No other poker series can be as eventful as the World Series of Poker (WSOP). There is something about that stage and its long history that creates a lasting impression. Over the past decades, the WSOP has lead the industry, not just in growing fields, but also in innovation. And today we take a look back at some of the greatest moments in the history of the game. Keep reading…
John Cynn could have taken $650,000 as consolation prize in 2016 World Series of Poker (WSOP) Main Event after battling for 7 days only to finish in 11th place and would have never returned. But that’s not Cynn’s way. Two years ago, after regrouping his mind, Cynn was crowned the WSOP champ at the Rio All Suites Hotel and Casino in Las Vegas after a recording breaking longest ever heads-up contest in the Main Event. The titanic battle lasted nearly 11 and half hours and the bracelet was eventually tied around Cynn’s wrist after he eliminated Tony Miles and said, “It was a war, and it was amazing. I’m sure it will go down in chronicles, in history as one of the best heads up matches ever.” He won $8.8 million in top prize that day.
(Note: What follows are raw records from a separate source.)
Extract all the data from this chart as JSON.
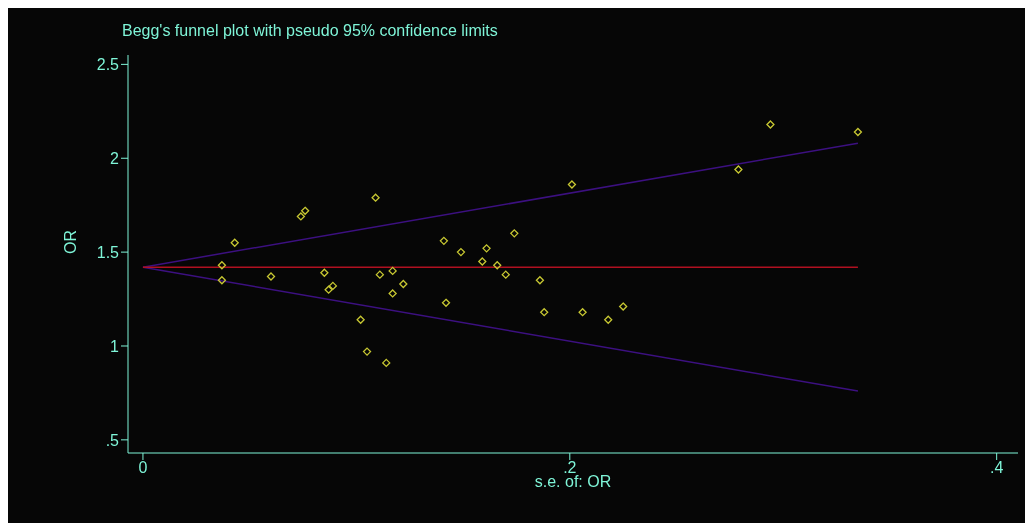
{
  "chart_data": {
    "type": "scatter",
    "title": "Begg's funnel plot with pseudo 95% confidence limits",
    "xlabel": "s.e. of: OR",
    "ylabel": "OR",
    "xlim": [
      -0.007,
      0.41
    ],
    "ylim": [
      0.43,
      2.55
    ],
    "xticks": [
      0,
      {
        "value": 0.2,
        "label": ".2"
      },
      {
        "value": 0.4,
        "label": ".4"
      }
    ],
    "yticks": [
      {
        "value": 0.5,
        "label": ".5"
      },
      1,
      1.5,
      2,
      2.5
    ],
    "grid": false,
    "legend": false,
    "marker": "diamond",
    "series": [
      {
        "color": "#c8c832",
        "x": [
          0.109,
          0.076,
          0.074,
          0.043,
          0.037,
          0.037,
          0.06,
          0.085,
          0.087,
          0.089,
          0.111,
          0.117,
          0.122,
          0.117,
          0.102,
          0.105,
          0.114,
          0.201,
          0.174,
          0.141,
          0.149,
          0.161,
          0.159,
          0.166,
          0.17,
          0.186,
          0.142,
          0.188,
          0.206,
          0.218,
          0.225,
          0.294,
          0.335,
          0.279
        ],
        "values": [
          1.79,
          1.72,
          1.69,
          1.55,
          1.43,
          1.35,
          1.37,
          1.39,
          1.3,
          1.32,
          1.38,
          1.4,
          1.33,
          1.28,
          1.14,
          0.97,
          0.91,
          1.86,
          1.6,
          1.56,
          1.5,
          1.52,
          1.45,
          1.43,
          1.38,
          1.35,
          1.23,
          1.18,
          1.18,
          1.14,
          1.21,
          2.18,
          2.14,
          1.94
        ]
      },
      {
        "type": "line",
        "color": "#3c1080",
        "marker": "none",
        "x": [
          0,
          0.335
        ],
        "values": [
          1.42,
          2.08
        ]
      },
      {
        "type": "line",
        "color": "#3c1080",
        "marker": "none",
        "x": [
          0,
          0.335
        ],
        "values": [
          1.42,
          0.76
        ]
      },
      {
        "type": "line",
        "color": "#b01020",
        "marker": "none",
        "x": [
          0,
          0.335
        ],
        "values": [
          1.42,
          1.42
        ]
      }
    ]
  }
}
The then champion said, “The money is very significant, but I do like to think that I don’t need the money to be happy…Even to my parents, this is money that they never could’ve imagined. It’s definitely going to be life-changing.”
A YouTuber and a poker player, Annette Obrestad is the youngest person to ever win a WSOP bracelet. The 18 years old seized the inaugural 2007 WSOPE Main Event. Her poker career started online when she was only of 15 years using the online screen name ‘Annette_15’. She never had to deposit money on any online poker site, instead she made her initial online bankroll by winning freeroll tournaments. One day before her 19th birthday, the champ took home £1 million, edging the record for a single event payout to a female player. Obrestad currently sits 2nd in Norway’s all time money list with over $3.94 million in live winnings.
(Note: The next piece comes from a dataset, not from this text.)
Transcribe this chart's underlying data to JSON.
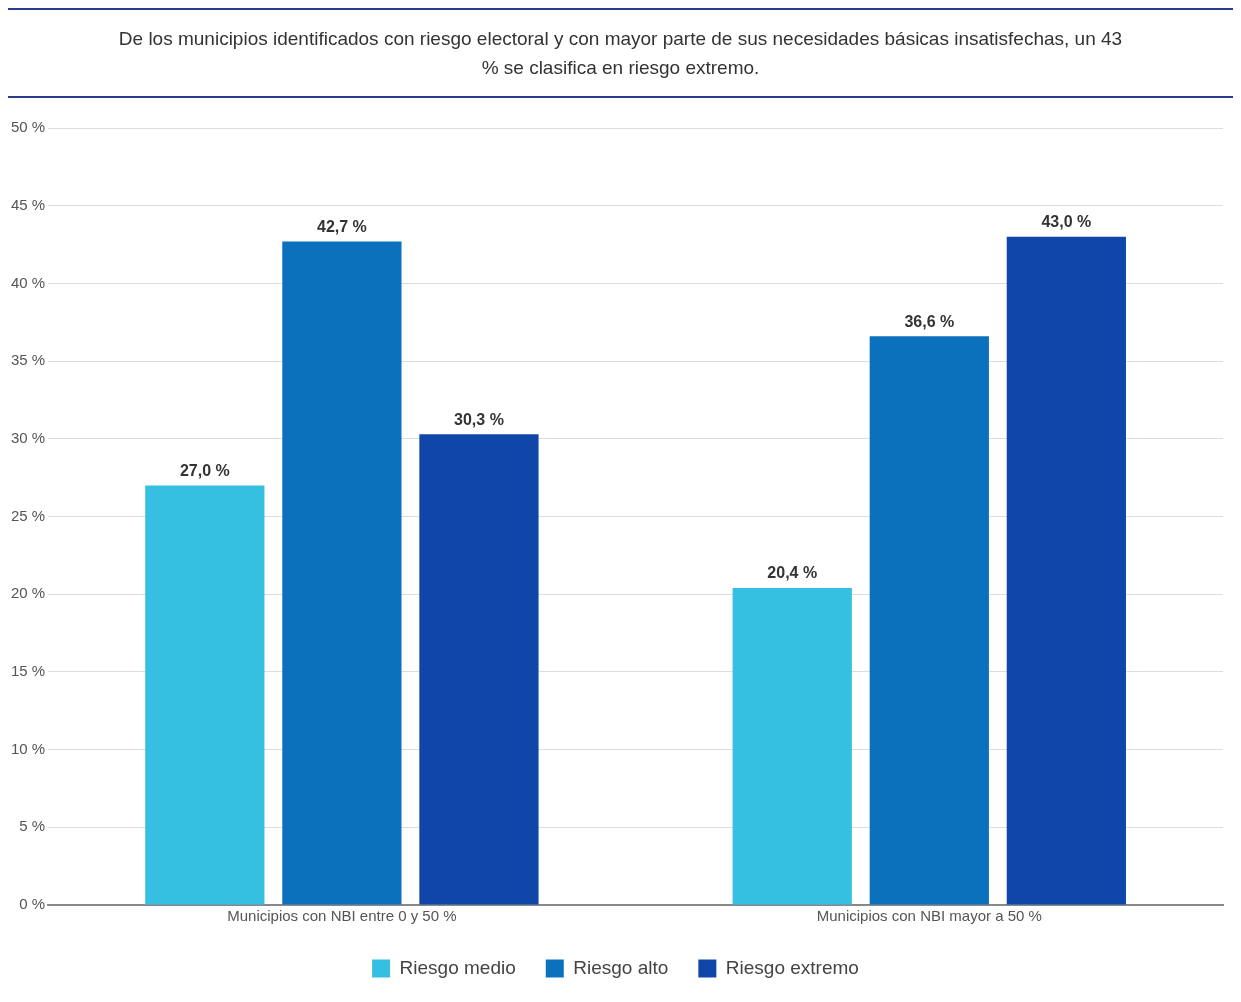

The first time Amarillo Slim entered the WSOP NLH World Championship event was in the year 1972 and that’s when he rose to fame, grabbing his career first live title and that too a WSOP title! The game’s first true ambassador, after winning the WSOP ME , Slim helped bring poker to the mainstream by hitting the national television circuit, appearing on The Tonight Show, Good Morning America, and 60 Minutes.
Shifting from old school to new school, his notable performance came in 2000 when he finished runner up in the 31st Annual World Series of Poker $2,500 PLO to Phil Ivey. The legend took his last breath in 2012. He will always be remembered as one of poker originals who introduced the game to the new generation.